In 2020, when President Trump nominated Barrett to the Supreme Court, Joe Biden, the Democrats’ presidential nominee, and Senate Democrats said her religious beliefs would not be addressed during the grueling hearings.
But a slew of media stories revived the disturbing questions about Barrett’s religious faith.
A 2020 Newsweek story reported that Barrett was “affiliated with a type of Christian religious group that served as inspiration for Margaret Atwood’s dystopian novel, The Handmaid’s Tale,” which was published in 1985 and later adapted into a popular television production. The Newsweek article misleadingly stated that People of Praise had provided the basis for The Handmaid’s Tale, a novel about a disturbing insular society that subjugates women.
After Barrett’s allies challenged that characterization as inaccurate, Newsweek was forced to issue a clarification, noting that the book’s author “has never specifically mentioned the group as being the inspiration for her work.”
Meanwhile, the Washington Post published takeaways from its own “investigation” into Barrett’s membership in People of Praise, leading with the headline “Amy Coney Barrett served as a ‘handmaid’ in Christian group People of Praise.”
“A 2010 People of Praise directory states that she held the title of ‘handmaid,’ a leadership position for women in the community, according to a directory excerpt obtained by The Washington Post.”
Again, the headline suggested that Barrett was a religious extremist. But later in the story, the reporter noted that the “title of handmaid was adopted by People of Praise in reference to the biblical description of Mary as ‘the handmaid of the Lord,’ according to the group.”
The repeated references to Barrett’s religion may have puzzled or even alarmed some readers. But the pattern of attacks showed that Democrats sought to use the confirmation battle to repeat election-year talking points on the need to defend Roe v. Wade. And in the process, they could also cast doubts on both Barrett’s qualifications and the legitimacy of the high court’s conservative majority, should she be confirmed.
Two years after Barrett’s confirmation battle, Sen. Graham’s aggressive examination of Judge Jackson’s religious beliefs was an attempt to call out such tactics to shame the Democrats and their allies in the media. Reporters picked up on his hit.

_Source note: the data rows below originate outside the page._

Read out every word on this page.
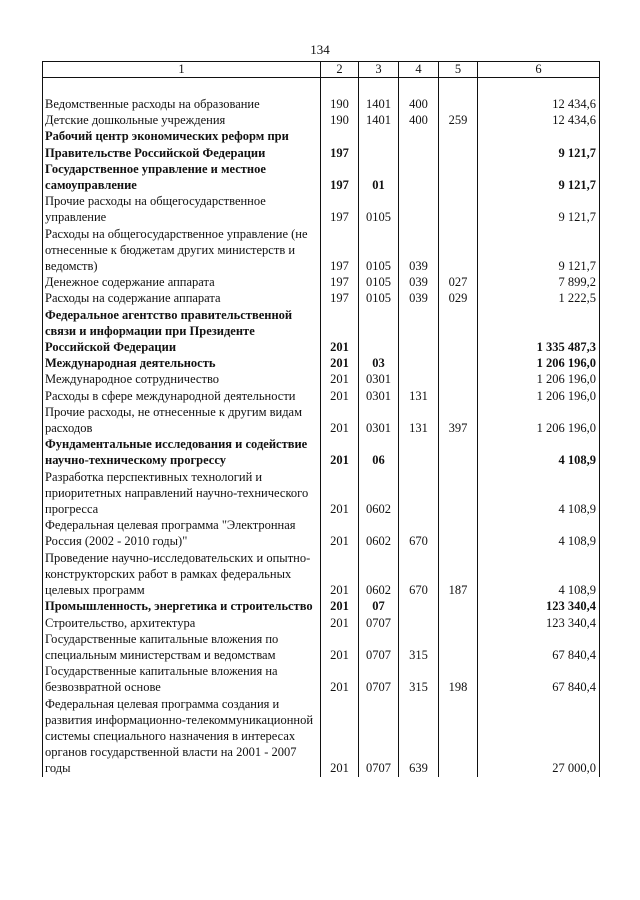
134
1	2	3	4	5	6

Ведомственные расходы на образование	190	1401	400		12 434,6
Детские дошкольные учреждения	190	1401	400	259	12 434,6
Рабочий центр экономических реформ при Правительстве Российской Федерации	197				9 121,7
Государственное управление и местное самоуправление	197	01			9 121,7
Прочие расходы на общегосударственное управление	197	0105			9 121,7
Расходы на общегосударственное управление (не отнесенные к бюджетам других министерств и ведомств)	197	0105	039		9 121,7
Денежное содержание аппарата	197	0105	039	027	7 899,2
Расходы на содержание аппарата	197	0105	039	029	1 222,5
Федеральное агентство правительственной связи и информации при Президенте Российской Федерации	201				1 335 487,3
Международная деятельность	201	03			1 206 196,0
Международное сотрудничество	201	0301			1 206 196,0
Расходы в сфере международной деятельности	201	0301	131		1 206 196,0
Прочие расходы, не отнесенные к другим видам расходов	201	0301	131	397	1 206 196,0
Фундаментальные исследования и содействие научно-техническому прогрессу	201	06			4 108,9
Разработка перспективных технологий и приоритетных направлений научно-технического прогресса	201	0602			4 108,9
Федеральная целевая программа "Электронная Россия (2002 - 2010 годы)"	201	0602	670		4 108,9
Проведение научно-исследовательских и опытно-конструкторских работ в рамках федеральных целевых программ	201	0602	670	187	4 108,9
Промышленность, энергетика и строительство	201	07			123 340,4
Строительство, архитектура	201	0707			123 340,4
Государственные капитальные вложения по специальным министерствам и ведомствам	201	0707	315		67 840,4
Государственные капитальные вложения на безвозвратной основе	201	0707	315	198	67 840,4
Федеральная целевая программа создания и развития информационно-телекоммуникационной системы специального назначения в интересах органов государственной власти на 2001 - 2007 годы	201	0707	639		27 000,0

“Judge Jackson is reluctant to go into detail about her faith,” noted the New York Times’ Charlie Savage during the paper’s live coverage of the hearing. “Senator Graham is using this to raise grievances about Democrats’ questioning of Justice Amy Coney Barrett’s Catholicism. (In 2017, during her appeals court confirmation hearing, Senator Dianne Feinstein said to now-Justice Barrett ‘the dogma lives loudly in you.’)”
Could Graham's remarks signal his intention to oppose the nominee?
As the Times also noted, Senator Graham “has crossed party lines to support previous Supreme Court nominees chosen by Democrats, including Justices Sonia Sotomayor and Elena Kagan, and has been by far the most willing Republican on the committee to support President Biden’s judicial nominee.”
This time around, however, it seems unlikely that Graham will vote to confirm Jackson.
His striking remarks and impatient tone during the Senate hearing suggest that he is still furious about the Democrats’ previous smear Barrett and Justice Brett Kavanaugh. Likewise, as Graham made clear, he is angry about the more recent effort to derail the nomination of J. Michelle Childs, a district court nominee who was one of three Black jurists reported to be under serious consideration by President Biden.
Graham charged that Childs, a fellow native of South Carolina, had been treated unfairly by left-wing groups. “If that’s the way the game’s going to be played,” he vowed, “then I’ll have a response, and I don’t expect it to … reward that way of playing the game.”
Biden’s defenders quickly challenged Graham’s claims. But it appears that the president can no longer depend on the senator’s compliance with the chamber’s fading tradition of bipartisanship, at least when it comes to nominations for the Supreme Court.